The state of Florida has not publicly confirmed the number of people detained at Alligator Alcatraz.
One man told Amnesty, "My lawyers tried to visit me, but they weren’t let in. They were told that they had to fill out a form, which they did, but nothing happened. I was never able to speak with them confidentially.”
At Krome, detainees described overcrowding, medical neglect, and abuse by guards when Amnesty researchers visited in September. ICE has constructed tents and other semi-permanent structures to hold more people than the facility is designed to detain.
The Amnesty researchers were given a tour of relatively extensive medical facilities at Krome, including a dialysis clinic, dental clinic, and a "state-of-the-art" mental health facility—but despite these resources, detainees described officials' failure to provide medical treatment and delays in health assessments. Four people—Ramesh Amechand, Genry Ruiz Guillen, Maksym Chernyak, and Isidro Pérez—have died this year while detained at Krome.
"It’s a disaster if you want to see the doctor," one man told Amnesty. "I once asked to see the doctor, and it took two weeks for me to finally see him. It’s very slow.”

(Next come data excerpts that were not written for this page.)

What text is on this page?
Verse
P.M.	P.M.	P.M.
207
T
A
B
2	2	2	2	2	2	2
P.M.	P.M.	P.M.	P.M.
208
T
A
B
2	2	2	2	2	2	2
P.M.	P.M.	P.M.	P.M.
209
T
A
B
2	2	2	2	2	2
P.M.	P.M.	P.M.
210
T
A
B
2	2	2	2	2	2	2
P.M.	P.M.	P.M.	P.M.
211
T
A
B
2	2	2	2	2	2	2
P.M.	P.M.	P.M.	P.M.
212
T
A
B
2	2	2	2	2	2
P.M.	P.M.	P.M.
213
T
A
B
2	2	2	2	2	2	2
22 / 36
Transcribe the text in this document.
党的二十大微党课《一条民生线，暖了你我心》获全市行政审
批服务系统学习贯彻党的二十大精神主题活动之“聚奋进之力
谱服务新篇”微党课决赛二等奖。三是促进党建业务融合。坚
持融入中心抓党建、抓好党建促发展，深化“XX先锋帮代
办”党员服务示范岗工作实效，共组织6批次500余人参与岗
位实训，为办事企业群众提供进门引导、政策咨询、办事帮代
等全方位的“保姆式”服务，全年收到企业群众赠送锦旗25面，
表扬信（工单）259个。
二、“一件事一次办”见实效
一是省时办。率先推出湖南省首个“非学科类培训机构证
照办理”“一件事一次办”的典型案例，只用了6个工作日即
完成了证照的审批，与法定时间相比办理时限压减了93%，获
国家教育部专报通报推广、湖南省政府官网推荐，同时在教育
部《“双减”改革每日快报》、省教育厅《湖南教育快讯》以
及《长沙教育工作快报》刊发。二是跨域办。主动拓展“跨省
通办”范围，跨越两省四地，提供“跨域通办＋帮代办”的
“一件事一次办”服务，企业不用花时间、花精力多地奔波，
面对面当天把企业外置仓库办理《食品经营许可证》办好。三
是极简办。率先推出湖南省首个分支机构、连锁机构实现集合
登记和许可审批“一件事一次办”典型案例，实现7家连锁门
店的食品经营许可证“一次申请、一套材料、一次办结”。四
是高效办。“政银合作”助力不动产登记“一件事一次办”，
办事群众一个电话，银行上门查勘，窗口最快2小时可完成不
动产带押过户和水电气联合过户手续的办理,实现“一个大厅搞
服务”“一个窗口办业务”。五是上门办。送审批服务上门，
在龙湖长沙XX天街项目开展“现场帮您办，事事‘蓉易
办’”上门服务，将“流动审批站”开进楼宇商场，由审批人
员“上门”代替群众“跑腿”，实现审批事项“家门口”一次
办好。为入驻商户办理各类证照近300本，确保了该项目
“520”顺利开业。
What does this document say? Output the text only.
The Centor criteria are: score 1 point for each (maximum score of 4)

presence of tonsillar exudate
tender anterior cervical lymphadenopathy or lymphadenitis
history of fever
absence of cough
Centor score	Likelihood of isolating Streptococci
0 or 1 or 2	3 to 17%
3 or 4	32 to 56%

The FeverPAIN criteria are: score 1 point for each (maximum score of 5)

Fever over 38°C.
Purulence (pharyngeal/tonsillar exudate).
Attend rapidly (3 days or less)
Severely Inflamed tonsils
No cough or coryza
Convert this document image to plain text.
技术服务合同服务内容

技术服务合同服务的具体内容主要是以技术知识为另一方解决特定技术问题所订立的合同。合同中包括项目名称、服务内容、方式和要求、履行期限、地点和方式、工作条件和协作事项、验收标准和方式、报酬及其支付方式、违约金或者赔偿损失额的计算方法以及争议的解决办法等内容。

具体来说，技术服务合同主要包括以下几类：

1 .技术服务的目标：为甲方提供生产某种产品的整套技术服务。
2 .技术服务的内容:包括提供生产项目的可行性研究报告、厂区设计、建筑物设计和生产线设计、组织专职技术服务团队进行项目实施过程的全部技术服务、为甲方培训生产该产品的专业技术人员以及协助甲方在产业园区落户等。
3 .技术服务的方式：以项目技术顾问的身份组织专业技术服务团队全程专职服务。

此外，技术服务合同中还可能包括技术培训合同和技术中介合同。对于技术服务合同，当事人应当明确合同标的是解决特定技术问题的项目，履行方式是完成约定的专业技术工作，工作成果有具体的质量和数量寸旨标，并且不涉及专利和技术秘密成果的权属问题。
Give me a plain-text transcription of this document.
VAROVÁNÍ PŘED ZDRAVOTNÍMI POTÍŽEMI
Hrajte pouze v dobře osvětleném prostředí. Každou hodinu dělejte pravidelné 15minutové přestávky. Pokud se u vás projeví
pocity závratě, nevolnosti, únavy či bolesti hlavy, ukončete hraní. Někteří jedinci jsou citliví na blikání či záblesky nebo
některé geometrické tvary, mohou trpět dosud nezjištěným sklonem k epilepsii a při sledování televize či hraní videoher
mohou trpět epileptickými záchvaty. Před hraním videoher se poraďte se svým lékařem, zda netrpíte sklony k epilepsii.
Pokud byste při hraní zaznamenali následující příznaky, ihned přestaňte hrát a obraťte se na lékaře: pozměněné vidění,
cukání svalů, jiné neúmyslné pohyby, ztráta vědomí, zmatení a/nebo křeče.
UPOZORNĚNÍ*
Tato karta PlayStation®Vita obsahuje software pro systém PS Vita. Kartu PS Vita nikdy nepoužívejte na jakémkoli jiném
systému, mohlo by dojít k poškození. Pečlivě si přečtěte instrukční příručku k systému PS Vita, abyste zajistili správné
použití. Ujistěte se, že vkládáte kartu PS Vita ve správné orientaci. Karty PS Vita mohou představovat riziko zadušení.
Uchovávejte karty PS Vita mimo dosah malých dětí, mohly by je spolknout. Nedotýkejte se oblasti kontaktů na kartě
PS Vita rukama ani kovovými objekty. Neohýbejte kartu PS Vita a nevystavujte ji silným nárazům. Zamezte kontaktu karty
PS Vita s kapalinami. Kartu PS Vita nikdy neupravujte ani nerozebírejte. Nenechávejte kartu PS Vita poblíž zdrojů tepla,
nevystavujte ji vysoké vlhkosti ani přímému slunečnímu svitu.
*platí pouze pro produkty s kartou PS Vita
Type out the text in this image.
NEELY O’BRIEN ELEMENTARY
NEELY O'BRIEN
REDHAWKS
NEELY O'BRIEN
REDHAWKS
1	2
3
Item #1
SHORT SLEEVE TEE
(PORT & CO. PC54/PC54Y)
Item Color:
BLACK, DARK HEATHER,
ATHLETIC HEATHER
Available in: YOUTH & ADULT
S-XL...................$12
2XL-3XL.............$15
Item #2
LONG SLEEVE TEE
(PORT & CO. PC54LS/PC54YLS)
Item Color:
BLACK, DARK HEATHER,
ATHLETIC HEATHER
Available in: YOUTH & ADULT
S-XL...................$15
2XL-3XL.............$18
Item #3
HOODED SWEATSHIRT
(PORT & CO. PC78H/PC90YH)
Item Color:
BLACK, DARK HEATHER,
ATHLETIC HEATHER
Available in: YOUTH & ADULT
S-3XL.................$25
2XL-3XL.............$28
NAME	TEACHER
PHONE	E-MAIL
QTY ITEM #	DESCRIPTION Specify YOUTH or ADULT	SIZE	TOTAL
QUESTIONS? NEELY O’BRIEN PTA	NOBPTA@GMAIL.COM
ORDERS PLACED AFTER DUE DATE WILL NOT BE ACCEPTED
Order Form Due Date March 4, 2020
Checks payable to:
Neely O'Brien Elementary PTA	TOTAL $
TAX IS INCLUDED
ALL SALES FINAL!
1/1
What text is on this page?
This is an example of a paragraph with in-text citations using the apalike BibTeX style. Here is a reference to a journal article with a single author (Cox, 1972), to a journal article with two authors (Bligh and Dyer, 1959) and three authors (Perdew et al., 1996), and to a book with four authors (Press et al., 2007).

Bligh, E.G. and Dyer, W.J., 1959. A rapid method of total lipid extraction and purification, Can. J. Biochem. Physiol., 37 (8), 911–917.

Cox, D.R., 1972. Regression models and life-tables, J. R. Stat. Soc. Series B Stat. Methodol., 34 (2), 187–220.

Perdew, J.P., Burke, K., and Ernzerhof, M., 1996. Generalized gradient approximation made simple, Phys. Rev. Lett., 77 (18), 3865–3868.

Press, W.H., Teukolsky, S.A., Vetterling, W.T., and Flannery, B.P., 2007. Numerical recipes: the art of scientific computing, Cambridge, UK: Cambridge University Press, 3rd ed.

Researchers with the organization witnessed "a guard violently slam a metal flap of a door to a solitary confinement room against a man’s injured hand," and people reported being "hit and punched" by officials at Krome.
In line with the Trump administration, DeSantis and Republican state lawmakers have sought to make Florida "a testing ground for abusive immigration enforcement policies," said Amnesty, with the state deputizing local law enforcement to make immigration arrests and issuing 34 no-bid contracts totaling more than $360 million for the operation of Alligator Alcatraz—while slashing spending on healthcare, food assistance, and disaster relief. Florida has increased the number of people in immigration detention by more than 50% since Trump took office in January.
The organization called on Florida to redirect detention funding toward healthcare, housing, and other public spending, and to ban "shackling, solitary confinement, and punitive outdoor confinement" in line with international standards.
"At the federal level, the US government must end its cruel mass immigration detention machine, stop the criminalization of migration, and bar the use of state-owned facilities for federal immigration custody," said Amnesty.
Fischer emphasized that the chaotic and abusive conditions Amnesty observed at Alligator Alcatraz and Krome "are not isolated."
"They represent a deliberate system of cruelty designed to punish people seeking to build a new life in the US,” said Fischer. “We must stop detaining our immigrant community members and people seeking safety and instead work toward humane, rights-respecting migration policies.”